# Thread: Prove that p divides infinitely many numbers...

1. ## Prove that p divides infinitely many numbers...

Let p>5 be a prime. Prove that p divides infinitely many numbers of the (base ten) form:

1, 11, 111, 1111, 11111, 111111, ...

2. Let $\displaystyle \displaystyle a=\phi(p)=p-1$.

Define $\displaystyle \displaystyle x=\sum_{i=0}^{a-1} 10^i = \underbrace{11\cdots 1}_a$.

Note $\displaystyle \displaystyle 9x=9\sum_{i=0}^{a-1} 10^i = 10^a-1 \equiv 0 \mod{p}$, since $\displaystyle \displaystyle (10,p)=1$ i.e. $\displaystyle \displaystyle p \neq 2,5$.
Thus $\displaystyle \displaystyle p\neq 3 \implies x\equiv 0 \mod{p}$.

Now let $\displaystyle \displaystyle x_i = x\cdot 10^{i\cdot a}$
and define $\displaystyle \displaystyle S=\left\{\sum_{i=0}^{n} x_i | n\in\mathbb{N}\right\}$.

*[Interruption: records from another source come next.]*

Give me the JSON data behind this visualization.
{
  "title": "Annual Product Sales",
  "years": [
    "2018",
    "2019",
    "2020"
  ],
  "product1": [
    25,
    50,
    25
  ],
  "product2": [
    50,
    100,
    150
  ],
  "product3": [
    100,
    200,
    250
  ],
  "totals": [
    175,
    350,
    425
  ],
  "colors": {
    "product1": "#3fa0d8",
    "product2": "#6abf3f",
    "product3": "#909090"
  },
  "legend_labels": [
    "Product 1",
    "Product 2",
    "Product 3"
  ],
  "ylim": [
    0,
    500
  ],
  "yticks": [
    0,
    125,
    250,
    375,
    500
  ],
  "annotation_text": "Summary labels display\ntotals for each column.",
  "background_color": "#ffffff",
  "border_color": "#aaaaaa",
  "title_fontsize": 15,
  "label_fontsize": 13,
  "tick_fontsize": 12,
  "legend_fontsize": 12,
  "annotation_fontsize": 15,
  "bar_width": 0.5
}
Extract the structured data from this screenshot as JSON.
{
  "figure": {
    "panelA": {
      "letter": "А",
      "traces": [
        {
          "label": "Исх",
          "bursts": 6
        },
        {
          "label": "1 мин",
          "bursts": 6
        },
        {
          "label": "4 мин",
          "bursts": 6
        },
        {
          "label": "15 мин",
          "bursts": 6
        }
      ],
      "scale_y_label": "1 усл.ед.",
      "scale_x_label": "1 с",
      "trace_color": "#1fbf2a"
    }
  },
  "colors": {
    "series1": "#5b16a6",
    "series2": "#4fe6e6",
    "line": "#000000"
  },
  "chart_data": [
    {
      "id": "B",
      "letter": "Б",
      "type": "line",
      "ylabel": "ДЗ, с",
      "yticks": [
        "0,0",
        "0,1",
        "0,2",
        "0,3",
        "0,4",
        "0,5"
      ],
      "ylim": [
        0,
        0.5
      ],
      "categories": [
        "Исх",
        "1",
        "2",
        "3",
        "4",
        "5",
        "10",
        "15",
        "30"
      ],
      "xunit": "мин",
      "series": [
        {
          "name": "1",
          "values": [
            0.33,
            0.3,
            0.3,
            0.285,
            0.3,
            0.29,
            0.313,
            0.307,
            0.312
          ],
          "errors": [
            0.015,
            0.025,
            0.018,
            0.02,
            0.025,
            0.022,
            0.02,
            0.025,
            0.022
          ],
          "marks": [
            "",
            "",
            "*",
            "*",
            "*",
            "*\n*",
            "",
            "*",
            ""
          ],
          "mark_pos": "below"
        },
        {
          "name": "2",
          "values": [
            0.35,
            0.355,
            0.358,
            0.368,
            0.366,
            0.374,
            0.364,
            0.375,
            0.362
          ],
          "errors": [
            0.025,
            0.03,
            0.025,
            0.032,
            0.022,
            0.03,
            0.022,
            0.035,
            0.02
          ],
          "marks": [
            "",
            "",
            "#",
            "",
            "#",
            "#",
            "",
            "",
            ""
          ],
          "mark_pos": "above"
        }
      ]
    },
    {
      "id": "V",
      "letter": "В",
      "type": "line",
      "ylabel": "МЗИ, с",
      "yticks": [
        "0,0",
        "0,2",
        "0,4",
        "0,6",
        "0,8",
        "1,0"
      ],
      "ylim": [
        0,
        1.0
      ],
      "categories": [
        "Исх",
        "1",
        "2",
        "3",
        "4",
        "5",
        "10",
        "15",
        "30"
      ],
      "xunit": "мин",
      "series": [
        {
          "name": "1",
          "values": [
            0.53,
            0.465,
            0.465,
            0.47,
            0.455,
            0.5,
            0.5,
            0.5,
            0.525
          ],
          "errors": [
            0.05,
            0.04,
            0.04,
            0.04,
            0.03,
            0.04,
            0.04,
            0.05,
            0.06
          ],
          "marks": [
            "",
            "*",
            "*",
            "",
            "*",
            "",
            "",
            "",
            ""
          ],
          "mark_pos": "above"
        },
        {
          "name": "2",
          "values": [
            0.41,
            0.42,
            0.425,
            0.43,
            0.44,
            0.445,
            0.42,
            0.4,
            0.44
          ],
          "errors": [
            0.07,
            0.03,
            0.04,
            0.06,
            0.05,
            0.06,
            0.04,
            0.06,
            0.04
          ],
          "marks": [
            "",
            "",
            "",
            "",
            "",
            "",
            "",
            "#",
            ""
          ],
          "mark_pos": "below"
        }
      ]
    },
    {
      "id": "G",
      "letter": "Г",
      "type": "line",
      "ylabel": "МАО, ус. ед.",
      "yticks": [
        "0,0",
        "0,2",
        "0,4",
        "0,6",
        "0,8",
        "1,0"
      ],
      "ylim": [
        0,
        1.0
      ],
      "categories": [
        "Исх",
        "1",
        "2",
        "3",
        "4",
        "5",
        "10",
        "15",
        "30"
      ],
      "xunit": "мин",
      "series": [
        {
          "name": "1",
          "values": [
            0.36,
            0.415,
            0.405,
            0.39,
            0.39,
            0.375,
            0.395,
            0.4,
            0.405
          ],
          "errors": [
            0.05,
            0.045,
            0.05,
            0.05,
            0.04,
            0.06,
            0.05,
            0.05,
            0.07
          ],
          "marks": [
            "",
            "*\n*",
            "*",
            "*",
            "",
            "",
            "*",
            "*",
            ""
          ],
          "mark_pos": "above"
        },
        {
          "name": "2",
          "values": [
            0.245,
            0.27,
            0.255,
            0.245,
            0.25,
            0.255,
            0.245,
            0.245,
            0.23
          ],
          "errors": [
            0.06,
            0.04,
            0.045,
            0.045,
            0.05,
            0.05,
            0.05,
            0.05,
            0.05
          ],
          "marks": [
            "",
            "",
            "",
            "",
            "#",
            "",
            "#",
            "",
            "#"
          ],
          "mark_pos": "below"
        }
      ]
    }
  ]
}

Observe if $\displaystyle \displaystyle b=\sum_{i=0}^{n} x_i \in S$, then $\displaystyle \displaystyle b=\underbrace{11\cdots1}_{(n+1)\cdot a}$.

But $\displaystyle \displaystyle b=\sum_{i=0}^{n} x\cdot 10^{i\cdot a} = x\sum_{i=0}^{n}10^{i\cdot a} \equiv 0 \mod{p}$ since $\displaystyle \displaystyle x\equiv 0 \mod{p}$.
Hence $\displaystyle \displaystyle b\equiv 0 \mod{p} \; \forall \; b\in S$.

Since $\displaystyle \displaystyle S$ is not a finite set, we are done.